NEW SUSPECT IN FROG MYSTERY; DEFECTS FEARED CAUSED BY POLLUTION ARE LINKED TO PARASITE


WILLIAM SOUDER
SPECIAL TO THE WASHINGTON POST
Friday, April 30, 1999 ; Page A03

Correction: Correction published 5/1/99 follows: PHOTOGRAPHS OF A TADPOLE AND A FROG ACCOMPANYING AN ARTICLE ON FROG DEFORMITIES YESTERDAY SHOULD HAVE BEEN CREDITED TO STEVEN HOLT/STOCKPIX.COM.

A common parasite can cause limb deformities in frogs, making it a prime suspect for the malformed amphibians that have been discovered around the country in recent years, researchers reported yesterday.

Field surveys and lab experiments indicate that small parasitic flatworms known as Ribeiroia trematodes can infect tadpoles, causing their legs to grow abnormally, according to a report in today's issue of the journal Science.

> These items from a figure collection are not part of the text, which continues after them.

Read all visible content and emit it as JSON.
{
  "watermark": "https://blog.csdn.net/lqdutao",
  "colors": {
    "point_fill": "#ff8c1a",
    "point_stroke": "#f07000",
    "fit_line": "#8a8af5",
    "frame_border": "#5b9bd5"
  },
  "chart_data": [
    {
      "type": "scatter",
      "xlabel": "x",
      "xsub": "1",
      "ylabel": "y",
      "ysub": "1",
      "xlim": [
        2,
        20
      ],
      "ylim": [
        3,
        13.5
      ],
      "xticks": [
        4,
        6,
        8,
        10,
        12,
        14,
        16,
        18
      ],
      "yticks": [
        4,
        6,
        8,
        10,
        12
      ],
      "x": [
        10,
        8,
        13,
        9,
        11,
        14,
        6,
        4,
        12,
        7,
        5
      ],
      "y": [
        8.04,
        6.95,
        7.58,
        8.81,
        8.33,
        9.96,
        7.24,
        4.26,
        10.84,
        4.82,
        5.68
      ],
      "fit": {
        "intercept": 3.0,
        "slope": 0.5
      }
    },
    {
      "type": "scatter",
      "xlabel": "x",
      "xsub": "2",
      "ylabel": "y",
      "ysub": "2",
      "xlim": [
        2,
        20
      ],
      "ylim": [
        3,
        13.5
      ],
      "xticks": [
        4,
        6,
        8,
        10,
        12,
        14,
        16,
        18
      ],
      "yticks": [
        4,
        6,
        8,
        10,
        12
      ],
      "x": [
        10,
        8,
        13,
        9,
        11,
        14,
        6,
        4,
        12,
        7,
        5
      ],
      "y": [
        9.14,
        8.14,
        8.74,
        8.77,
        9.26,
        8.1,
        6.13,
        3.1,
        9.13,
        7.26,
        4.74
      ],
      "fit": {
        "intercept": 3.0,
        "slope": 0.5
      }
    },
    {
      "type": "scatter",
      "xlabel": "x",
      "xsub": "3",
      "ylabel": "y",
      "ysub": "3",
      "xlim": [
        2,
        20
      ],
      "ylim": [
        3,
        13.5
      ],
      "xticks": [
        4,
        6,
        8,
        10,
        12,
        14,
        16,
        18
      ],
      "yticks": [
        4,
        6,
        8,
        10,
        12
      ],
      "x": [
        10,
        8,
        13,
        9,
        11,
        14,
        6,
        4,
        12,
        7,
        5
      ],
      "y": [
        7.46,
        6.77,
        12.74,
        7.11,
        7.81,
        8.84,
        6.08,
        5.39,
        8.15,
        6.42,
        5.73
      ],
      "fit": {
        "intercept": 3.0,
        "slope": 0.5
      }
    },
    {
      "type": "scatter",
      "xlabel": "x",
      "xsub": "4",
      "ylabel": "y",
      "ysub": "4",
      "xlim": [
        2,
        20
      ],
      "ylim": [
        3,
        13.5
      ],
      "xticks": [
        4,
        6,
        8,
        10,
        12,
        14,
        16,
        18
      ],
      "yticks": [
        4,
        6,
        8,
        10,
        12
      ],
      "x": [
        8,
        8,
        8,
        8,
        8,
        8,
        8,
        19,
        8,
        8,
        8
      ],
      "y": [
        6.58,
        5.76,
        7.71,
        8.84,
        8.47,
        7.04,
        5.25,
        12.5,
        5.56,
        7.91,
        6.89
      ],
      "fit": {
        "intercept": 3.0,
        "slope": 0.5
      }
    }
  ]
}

Frogs with missing, deformed and extra legs have been reported throughout the United States and in parts of Canada, raising concerns that they may be a harbinger of a serious environmental problem. The cause has been a mystery, but researchers have been investigating a variety of possibilities, including pollutants or exposure to ultraviolet light because of ozone loss. But scientists have always suspected that some natural cause must account for at least some deformities because abnormal limbs have been observed in amphibians for hundreds of years.

While studying at Stanford University, Pieter Johnson and several fellow students identified two trematodes that appeared to be associated with high rates of limb abnormalities. When they exposed Pacific tree frog tadpoles in the lab to the same parasites, one of the trematodes formed cysts at the bases of developing legs that caused the same kinds of deformities.

Johnson's experiment confirms a link between parasites and amphibian abnormalities first proposed almost 10 years ago by Stan Sessions, a biologist who also studied deformed Pacific tree frogs in Northern California.

Johnson said it is unclear whether parasites interfere mechanically with developing limbs or in some way influence the chemical signaling that normally regulates limb development. Sessions, now at Hartwick College in New York, argues for mechanical disruption in a companion article in today's issue of Science, but this view is not widely shared among other scientists.

Sessions also examined extra legs in frogs from several West Coast sites -- most of them animals he collected in the late 1980s -- and determined that their structures were not consistent with experimental evidence suggesting that a class of chemicals called retinoids might cause such defects.

Johnson called the trematodes a "cosmopolitan" parasite commonly found across North America. "It certainly merits further study in other parts of the country," he said.

Mike Lannoo, U.S. coordinator of the Declining Amphibian Populations Task Force, agreed that parasites need careful evaluation wherever deformities are being reported but emphasized that little is known about the distribution of trematode parasites or the vulnerability of amphibians to infection. He said his own comparisons of frogs from Minnesota with frogs from Johnson's sites using high-resolution radiographs showed different bone malformations that suggest different causes for the deformities in the two locations.

Other researchers echoed praise for Johnson's work while saying the cause of deformities in different species at other locations is still an open question.

David Hoppe, a herpetologist investigating malformed frogs in Minnesota, reevaluated frogs from one of his sites where the deformity rate is so high that the whole population appears to be in jeopardy. He failed to find any correlation between trematode cysts and deformities but said nothing could be ruled out at this point.

"I seriously doubt that any one cause will explain all that is going on," said Hoppe. "I haven't seen anything yet that explains even one Minnesota site."

Jim Burkhart, a biochemist with the National Institute of Environmental Health Sciences, which is working with the Minnesota researchers, said his group has narrowed its investigation to a handful of chemical contaminants that have been shown to cause limb defects in the lab. Burkhart said those results had been achieved using doses comparable to what they found in the environment.

Cutline: A tadpole, above, that has been experimentally exposed to the parasitic flatworm Ribeiroia grows two extra limbs.

Leg deformities such as the ones exibited in this Pacific tree frog have led to new concerns about pollution.